This week’s blog is just going to be a quick rant about a topic 98% of you won’t know or care about. For you, here’s a cute cat gif.

In poker, when someone bets and everyone folds, the hand is over. The person with the winning hand does not need to show their cards. Generally, it is not in their best interest to do so, as it would give opponents information about how they played the hand.
Of course, if they want to show their hand, they can. If someone makes an extremely rare hand like a straight flush or four of a kind, they will usually show it. It’s not like opponents can really glean anything from a hand that comes up that infrequently anyway, and it’s just fun to see such a good hand.
So here’s what’s been bugging me. For some reason it’s been happening a lot in the games I’ve been in, and I feel that as a true patriot and gentleman I need to do my tiny bit to help stop it.
Someone will win a hand with a bet, decide not to show their cards, and then spend the next 10 minutes trying to convince the guy who folded that he bluffed.
One reason this has become more and more of a problem is that it seems to work. Dipshits will just take this information at face value and waste everyone’s time discussing their thought process and how “I thought it might have been a bluff” and “I really couldn’t call” and “I didn’t have anything either” and “but yeah it makes sense” and “good bet” and “man, I almost called you” and “nice play”.
I’d rather swallow your tobacco juice than listen to this crap.
Last week a guy won a pot and said, “that river was the only card I could win with.” The guy who lost didn’t respond. First guy said, “I mean, I didn’t have anything. That was just the only card where I could get away with the bluff.” Second guy still didn’t say anything. First guy said, “It had to put the four-card straight out there, or else I wouldn’t have even tried to bluff it.” Second guy still didn’t say anything and is now my favorite poker player even though I don’t know him because he made the first guy look like a complete douchenozzle.

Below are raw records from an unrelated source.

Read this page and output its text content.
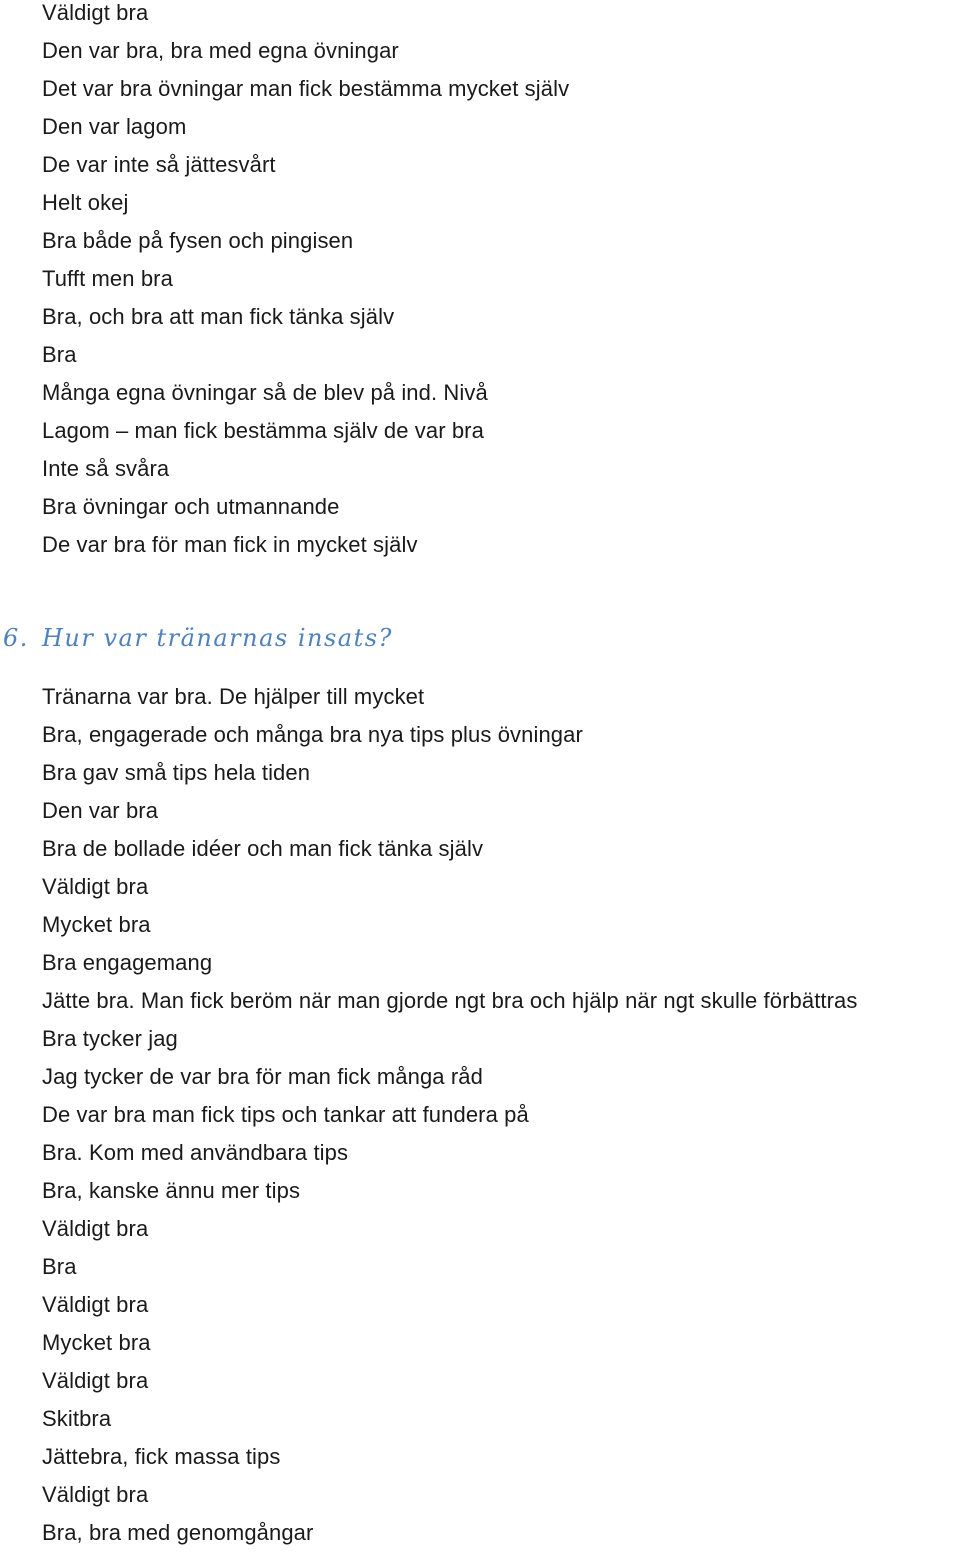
Väldigt bra
Den var bra, bra med egna övningar
Det var bra övningar man fick bestämma mycket själv
Den var lagom
De var inte så jättesvårt
Helt okej
Bra både på fysen och pingisen
Tufft men bra
Bra, och bra att man fick tänka själv
Bra
Många egna övningar så de blev på ind. Nivå
Lagom – man fick bestämma själv de var bra
Inte så svåra
Bra övningar och utmannande
De var bra för man fick in mycket själv
6. Hur var tränarnas insats?
Tränarna var bra. De hjälper till mycket
Bra, engagerade och många bra nya tips plus övningar
Bra gav små tips hela tiden
Den var bra
Bra de bollade idéer och man fick tänka själv
Väldigt bra
Mycket bra
Bra engagemang
Jätte bra. Man fick beröm när man gjorde ngt bra och hjälp när ngt skulle förbättras
Bra tycker jag
Jag tycker de var bra för man fick många råd
De var bra man fick tips och tankar att fundera på
Bra. Kom med användbara tips
Bra, kanske ännu mer tips
Väldigt bra
Bra
Väldigt bra
Mycket bra
Väldigt bra
Skitbra
Jättebra, fick massa tips
Väldigt bra
Bra, bra med genomgångar
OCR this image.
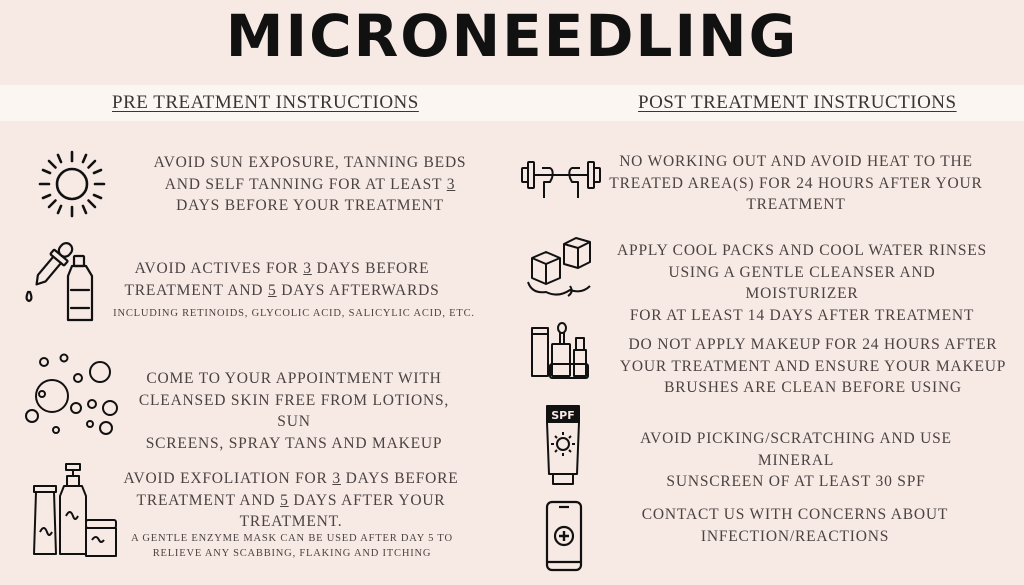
MICRONEEDLING
PRE TREATMENT INSTRUCTIONS	POST TREATMENT INSTRUCTIONS
AVOID SUN EXPOSURE, TANNING BEDS
AND SELF TANNING FOR AT LEAST 3
DAYS BEFORE YOUR TREATMENT
AVOID ACTIVES FOR 3 DAYS BEFORE
TREATMENT AND 5 DAYS AFTERWARDS
INCLUDING RETINOIDS, GLYCOLIC ACID, SALICYLIC ACID, ETC.
COME TO YOUR APPOINTMENT WITH
CLEANSED SKIN FREE FROM LOTIONS, SUN
SCREENS, SPRAY TANS AND MAKEUP
AVOID EXFOLIATION FOR 3 DAYS BEFORE
TREATMENT AND 5 DAYS AFTER YOUR
TREATMENT.
A GENTLE ENZYME MASK CAN BE USED AFTER DAY 5 TO
RELIEVE ANY SCABBING, FLAKING AND ITCHING
NO WORKING OUT AND AVOID HEAT TO THE
TREATED AREA(S) FOR 24 HOURS AFTER YOUR
TREATMENT
APPLY COOL PACKS AND COOL WATER RINSES
USING A GENTLE CLEANSER AND MOISTURIZER
FOR AT LEAST 14 DAYS AFTER TREATMENT
DO NOT APPLY MAKEUP FOR 24 HOURS AFTER
YOUR TREATMENT AND ENSURE YOUR MAKEUP
BRUSHES ARE CLEAN BEFORE USING
SPF
AVOID PICKING/SCRATCHING AND USE MINERAL
SUNSCREEN OF AT LEAST 30 SPF
CONTACT US WITH CONCERNS ABOUT
INFECTION/REACTIONS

Just take the pot and shut up.
The other day, I played a pot where a guy check-raised all in. I had a queen high flush. I thought he had a better flush, so I folded. If I had thought he didn’t have a better flush I would have called, because that’s how the game of poker works.
So he mucks his cards face down and then looks at me and says, “I didn’t have a flush.” He proceeded to tell me which cards he claimed to have and start in on this dime-store novel of a BS story I didn’t want to hear. So I cut him off and said, “I don’t believe you. It literally would have taken you one second to turn your cards over and prove that you bluffed me. Now you’ve spent a minute trying to convince me. I’m always just going to assume I made the right decision unless someone actually shows me otherwise.”
Kind of felt like Braveheart when he did his speech thingy.

Funny thing is, the guy said, “Hmmm…that makes sense. Probably a good policy.”
Why do people go out of their way to try to convince people they were bluffing? Obviously, it’s because they actually weren’t bluffing and they are disappointed that they didn’t get paid off on their last bet. Also, they hope they will get called the next time, when they also won’t be bluffing.
If I win a pot and the guy who lost wants to complain about it for 10 minutes or tell me how lucky I got or how poorly I played it, I can put up with that all day. It means I won. Plus, I understand that it’s frustrating to lose. So if you want to vent at me for a minute I won’t complain.
I’ve been bluffed thousands of times before and I’ll be bluffed thousands of times in the future. It’s part of the game. When someone shows me a bluff, I will think back to the hand and see if there’s anything I can glean from it, any way I could make the right decision the next time. But I’m not going to waste my time taking someone’s word for something when it can be so easily proven.
And neither should you. Stand up to the douchenozzles.